Quanto a ovum non avevo punto dimenticato l’opinione del “valoroso Alemanno”; ma nonostante la mia riverenza e la mia fede nel suo singolare acume, non mi sono mai potuto persuadere della sua teoria1. Ho mostrato il mio dissentimento in quel modo che più volentieri si fa quando si dissente da uno scrittore autorevole o da un amico carissimo, cioè tacitamente. Se dovessi parlar direi: come mai se in ovum ebbe luogo un allargamento per semplice dissimilazione dal v, il medesimo non è avvenuto in ove, róvere, gióvane, cóva, giova, rovo, ecc.? per non dir di sopra sovra ecc. ecc.? Qualcuna di tali parole sporadicamente |4| assume l’o largo in qualche parlata italiana o perfin toscana (p. es. senese giòvane), ma la norma toscana fondamentale resta fedele all’o stretto. Perciò m’è sempre parso più semplice spiegare codeste aberrazioni sporadiche con ragioni particolari di analogia ecc., come ho fatto nel Grundriss2, e per ovum attenersi alla dottrina del Diez3. Del resto è inutile dirti che io son pronto a convincermi, se le mie obiezioni potranno essere abbattute.

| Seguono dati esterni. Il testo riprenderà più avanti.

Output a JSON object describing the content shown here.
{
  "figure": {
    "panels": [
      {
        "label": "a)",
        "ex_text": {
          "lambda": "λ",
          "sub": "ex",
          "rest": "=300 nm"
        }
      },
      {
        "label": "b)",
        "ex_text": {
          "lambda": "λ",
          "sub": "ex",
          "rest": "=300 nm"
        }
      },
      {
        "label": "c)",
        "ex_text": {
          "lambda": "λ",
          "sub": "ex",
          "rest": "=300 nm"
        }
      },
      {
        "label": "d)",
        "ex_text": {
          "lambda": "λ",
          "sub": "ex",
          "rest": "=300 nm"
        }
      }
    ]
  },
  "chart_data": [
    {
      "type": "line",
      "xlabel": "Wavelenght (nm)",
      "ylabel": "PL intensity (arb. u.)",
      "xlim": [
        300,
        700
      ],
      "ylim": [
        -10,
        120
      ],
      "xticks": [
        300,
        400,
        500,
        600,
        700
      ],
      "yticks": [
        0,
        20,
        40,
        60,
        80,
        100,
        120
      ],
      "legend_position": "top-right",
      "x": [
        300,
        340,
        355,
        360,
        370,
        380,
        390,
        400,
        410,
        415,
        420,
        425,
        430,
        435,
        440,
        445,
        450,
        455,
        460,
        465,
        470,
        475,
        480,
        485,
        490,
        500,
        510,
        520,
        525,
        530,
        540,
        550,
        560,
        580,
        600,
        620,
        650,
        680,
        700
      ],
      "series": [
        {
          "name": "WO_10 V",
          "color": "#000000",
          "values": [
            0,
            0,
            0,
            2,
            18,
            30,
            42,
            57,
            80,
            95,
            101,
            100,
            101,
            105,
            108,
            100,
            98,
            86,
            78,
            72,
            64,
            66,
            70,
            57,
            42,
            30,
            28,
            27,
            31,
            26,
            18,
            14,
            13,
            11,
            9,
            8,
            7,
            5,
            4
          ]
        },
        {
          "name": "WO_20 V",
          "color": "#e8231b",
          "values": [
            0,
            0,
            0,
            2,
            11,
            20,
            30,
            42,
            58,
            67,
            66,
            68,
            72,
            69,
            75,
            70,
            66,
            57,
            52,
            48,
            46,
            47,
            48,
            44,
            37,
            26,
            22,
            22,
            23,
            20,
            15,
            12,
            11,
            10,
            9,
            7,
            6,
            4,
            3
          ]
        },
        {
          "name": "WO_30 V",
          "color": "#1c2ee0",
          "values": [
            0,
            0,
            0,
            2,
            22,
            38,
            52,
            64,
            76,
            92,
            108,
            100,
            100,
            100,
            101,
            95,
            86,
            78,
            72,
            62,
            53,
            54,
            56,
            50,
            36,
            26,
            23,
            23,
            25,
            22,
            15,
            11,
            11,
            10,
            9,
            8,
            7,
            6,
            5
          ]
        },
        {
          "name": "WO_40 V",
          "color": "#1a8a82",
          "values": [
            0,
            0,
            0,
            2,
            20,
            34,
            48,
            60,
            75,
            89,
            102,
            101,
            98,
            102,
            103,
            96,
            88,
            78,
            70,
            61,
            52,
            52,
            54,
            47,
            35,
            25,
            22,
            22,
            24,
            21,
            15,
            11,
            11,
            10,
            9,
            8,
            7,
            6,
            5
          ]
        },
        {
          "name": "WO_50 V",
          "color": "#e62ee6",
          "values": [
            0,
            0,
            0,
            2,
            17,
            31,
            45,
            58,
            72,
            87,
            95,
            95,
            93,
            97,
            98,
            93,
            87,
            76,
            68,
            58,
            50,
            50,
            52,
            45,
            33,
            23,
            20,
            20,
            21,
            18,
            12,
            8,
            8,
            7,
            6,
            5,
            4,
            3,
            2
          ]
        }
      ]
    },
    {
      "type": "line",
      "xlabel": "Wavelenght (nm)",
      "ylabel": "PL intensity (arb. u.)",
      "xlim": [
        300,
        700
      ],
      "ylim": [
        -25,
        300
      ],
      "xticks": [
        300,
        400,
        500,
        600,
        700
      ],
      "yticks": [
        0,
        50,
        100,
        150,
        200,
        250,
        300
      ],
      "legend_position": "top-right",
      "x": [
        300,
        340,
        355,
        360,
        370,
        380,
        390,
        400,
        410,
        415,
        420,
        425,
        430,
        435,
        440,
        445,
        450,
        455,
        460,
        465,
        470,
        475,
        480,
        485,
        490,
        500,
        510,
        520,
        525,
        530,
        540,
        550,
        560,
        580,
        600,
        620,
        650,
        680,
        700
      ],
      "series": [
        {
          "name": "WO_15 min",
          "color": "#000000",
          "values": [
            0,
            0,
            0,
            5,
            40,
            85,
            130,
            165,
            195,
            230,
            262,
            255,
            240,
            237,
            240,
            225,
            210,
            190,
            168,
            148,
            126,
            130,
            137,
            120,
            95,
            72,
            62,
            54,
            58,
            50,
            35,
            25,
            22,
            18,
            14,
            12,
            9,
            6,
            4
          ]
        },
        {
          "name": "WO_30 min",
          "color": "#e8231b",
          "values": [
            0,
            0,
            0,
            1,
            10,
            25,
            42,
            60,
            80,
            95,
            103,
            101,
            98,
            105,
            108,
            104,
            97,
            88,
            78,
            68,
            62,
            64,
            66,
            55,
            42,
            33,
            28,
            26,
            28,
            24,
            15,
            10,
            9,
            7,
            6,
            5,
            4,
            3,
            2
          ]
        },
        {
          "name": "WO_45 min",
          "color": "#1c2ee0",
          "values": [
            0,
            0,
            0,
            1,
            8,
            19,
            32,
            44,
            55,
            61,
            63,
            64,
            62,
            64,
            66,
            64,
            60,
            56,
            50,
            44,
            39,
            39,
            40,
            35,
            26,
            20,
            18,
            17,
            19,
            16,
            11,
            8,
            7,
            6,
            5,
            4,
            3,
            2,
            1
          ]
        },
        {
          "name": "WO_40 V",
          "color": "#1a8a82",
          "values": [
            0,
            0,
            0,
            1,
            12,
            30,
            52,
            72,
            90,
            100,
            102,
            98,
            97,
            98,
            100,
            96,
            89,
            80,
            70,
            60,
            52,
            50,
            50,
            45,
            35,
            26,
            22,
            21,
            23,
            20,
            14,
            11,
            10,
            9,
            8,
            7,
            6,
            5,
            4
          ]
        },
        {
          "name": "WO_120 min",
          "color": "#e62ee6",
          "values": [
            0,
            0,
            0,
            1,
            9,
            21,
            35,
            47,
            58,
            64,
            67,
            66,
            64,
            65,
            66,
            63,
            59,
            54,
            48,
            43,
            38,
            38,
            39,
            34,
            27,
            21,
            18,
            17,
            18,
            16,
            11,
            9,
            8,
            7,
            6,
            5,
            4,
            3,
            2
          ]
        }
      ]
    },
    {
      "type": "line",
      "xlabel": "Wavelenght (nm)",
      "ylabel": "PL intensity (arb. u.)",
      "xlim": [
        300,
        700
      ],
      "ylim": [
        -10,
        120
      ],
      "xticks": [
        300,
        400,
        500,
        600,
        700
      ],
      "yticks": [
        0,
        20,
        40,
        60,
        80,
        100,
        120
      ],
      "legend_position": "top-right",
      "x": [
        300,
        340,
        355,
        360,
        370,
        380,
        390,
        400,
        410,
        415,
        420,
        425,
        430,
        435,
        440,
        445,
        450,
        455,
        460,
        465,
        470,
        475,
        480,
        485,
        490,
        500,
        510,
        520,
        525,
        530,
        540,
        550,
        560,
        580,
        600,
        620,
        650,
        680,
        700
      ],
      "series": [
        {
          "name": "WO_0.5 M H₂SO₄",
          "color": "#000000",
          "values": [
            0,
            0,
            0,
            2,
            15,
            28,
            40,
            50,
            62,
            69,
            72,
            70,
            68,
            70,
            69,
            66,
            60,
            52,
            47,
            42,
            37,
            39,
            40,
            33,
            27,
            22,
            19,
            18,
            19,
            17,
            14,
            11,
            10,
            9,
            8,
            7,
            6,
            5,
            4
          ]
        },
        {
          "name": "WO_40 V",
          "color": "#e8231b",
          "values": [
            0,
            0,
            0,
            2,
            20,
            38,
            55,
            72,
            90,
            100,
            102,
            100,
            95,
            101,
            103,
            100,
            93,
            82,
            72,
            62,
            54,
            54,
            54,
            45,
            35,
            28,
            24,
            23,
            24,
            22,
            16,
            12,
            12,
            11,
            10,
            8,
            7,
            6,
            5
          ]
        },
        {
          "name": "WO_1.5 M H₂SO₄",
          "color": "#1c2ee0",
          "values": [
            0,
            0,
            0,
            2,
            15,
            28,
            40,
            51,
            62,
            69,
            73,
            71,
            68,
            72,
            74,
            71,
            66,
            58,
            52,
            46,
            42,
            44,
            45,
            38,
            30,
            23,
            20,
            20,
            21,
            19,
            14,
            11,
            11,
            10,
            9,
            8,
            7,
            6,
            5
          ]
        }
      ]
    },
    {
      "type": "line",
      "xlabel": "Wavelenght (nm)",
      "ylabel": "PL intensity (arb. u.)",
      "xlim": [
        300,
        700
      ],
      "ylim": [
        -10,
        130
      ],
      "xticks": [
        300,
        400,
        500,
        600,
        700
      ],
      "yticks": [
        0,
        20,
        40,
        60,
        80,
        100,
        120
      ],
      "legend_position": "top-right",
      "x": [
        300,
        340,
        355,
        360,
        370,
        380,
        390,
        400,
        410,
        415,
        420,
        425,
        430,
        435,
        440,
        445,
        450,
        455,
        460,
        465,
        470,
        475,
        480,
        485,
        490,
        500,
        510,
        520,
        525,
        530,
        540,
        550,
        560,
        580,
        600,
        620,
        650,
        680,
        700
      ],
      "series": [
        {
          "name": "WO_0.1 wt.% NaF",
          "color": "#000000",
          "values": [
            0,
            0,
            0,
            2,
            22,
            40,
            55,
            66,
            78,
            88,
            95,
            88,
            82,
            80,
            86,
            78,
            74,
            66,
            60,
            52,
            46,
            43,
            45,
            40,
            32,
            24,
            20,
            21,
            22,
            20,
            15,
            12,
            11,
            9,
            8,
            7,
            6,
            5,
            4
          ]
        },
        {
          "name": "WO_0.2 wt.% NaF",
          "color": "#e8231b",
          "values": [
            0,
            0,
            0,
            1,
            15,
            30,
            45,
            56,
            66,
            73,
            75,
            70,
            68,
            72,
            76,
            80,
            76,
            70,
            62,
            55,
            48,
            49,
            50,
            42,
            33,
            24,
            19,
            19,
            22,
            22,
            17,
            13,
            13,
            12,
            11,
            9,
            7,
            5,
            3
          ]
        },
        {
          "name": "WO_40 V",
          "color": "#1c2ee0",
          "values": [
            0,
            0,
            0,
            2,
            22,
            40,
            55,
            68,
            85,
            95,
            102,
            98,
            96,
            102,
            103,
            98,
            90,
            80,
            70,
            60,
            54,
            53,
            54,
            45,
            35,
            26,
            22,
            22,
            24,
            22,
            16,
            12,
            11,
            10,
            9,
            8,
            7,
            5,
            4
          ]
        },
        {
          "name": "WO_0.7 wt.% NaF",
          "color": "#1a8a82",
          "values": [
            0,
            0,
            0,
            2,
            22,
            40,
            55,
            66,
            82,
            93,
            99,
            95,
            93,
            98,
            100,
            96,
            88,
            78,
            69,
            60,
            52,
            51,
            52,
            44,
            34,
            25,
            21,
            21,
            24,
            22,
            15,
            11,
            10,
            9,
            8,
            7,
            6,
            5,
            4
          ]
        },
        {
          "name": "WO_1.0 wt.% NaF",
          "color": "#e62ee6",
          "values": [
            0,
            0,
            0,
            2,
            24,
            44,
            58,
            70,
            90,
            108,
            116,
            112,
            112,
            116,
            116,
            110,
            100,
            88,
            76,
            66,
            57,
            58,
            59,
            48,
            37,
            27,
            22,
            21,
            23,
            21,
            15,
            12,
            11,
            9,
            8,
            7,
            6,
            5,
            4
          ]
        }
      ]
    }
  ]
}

E ora veniamo al fuso. Avendo lasciato la mia Campobasso sui nove anni, non ho mai più visto filare. E poichè la mia vista è stata sempre cortissima, le percezioni sensibili di ordigni non passati solitamente per le mie mani, sono state sempre debolissime e le reminescenze mal fide. La voce muscolone perfino mi era ignota e non ne intravedo l’etimologia. A me par di ricordarmi che i fusi visti da me nella puerizia avessero la cocca; e dell’intaccatura spirale non saprei che dirti4. E il peggio è che a Napoli nessuna fila, e non so a chi domandare.
E il povero Meyer?
Il tuo aff.mo
F. d’Ovidio
1 Il lavoro di D’Ovidio lodato da Schuchardt è l’articolo Origine versi italiani: cf. la lettera L, CASNS, FDO, HS 18; in partic. il poscritto su *ŏvum. Nella sua Italienische Grammatik (Leipzig, Reisland, 1890, pp. 41 e 50) Meyer-Lübke aveva sostenuto che il tosc. uovo deriverebbe da un lat. volg. ǫvum, in cui «das ǫ sich durch den dissimilierenden Einfluss des v erklärt». Schuchardt ne era convinto e così spiegherà anche il dittongamento dell’ant. fr. trueve nelle Rom. Etym. II, pp. 63-64: cf. Christian Schmitt, Wörter und Sachen, in LRL, vol. I.1. Geschichte des Faches Romanistik. Metodologie (Das Sprachsystem), Tübingen, Max Niemeyer, 2001, pp. 235-292: 251. Discutendo altri fenomeni, la perifrasi «il molto valoroso alemanno» era stata utilizzata da Ascoli in riferimento a Meyer-Lübke, in AGI, IX, 1886, p. 104.
2 Cf. F. D’Ovidio & W. Meyer-Lübke, Die italienische Sprache, in Grundriss, pp. 518-520.
3 Cf. Diez, Grammatik, I, pp. 136-137, dove non è ancora riconosciuta l'influenza dissimulatrice della labiale sulla precedente o, ipotizzabile in *OVUM, *NOPTIAE, *PLOVIA, ecc.
4 Cf. la lettera L, CASNS, FDO, HS 18, e la nota 6.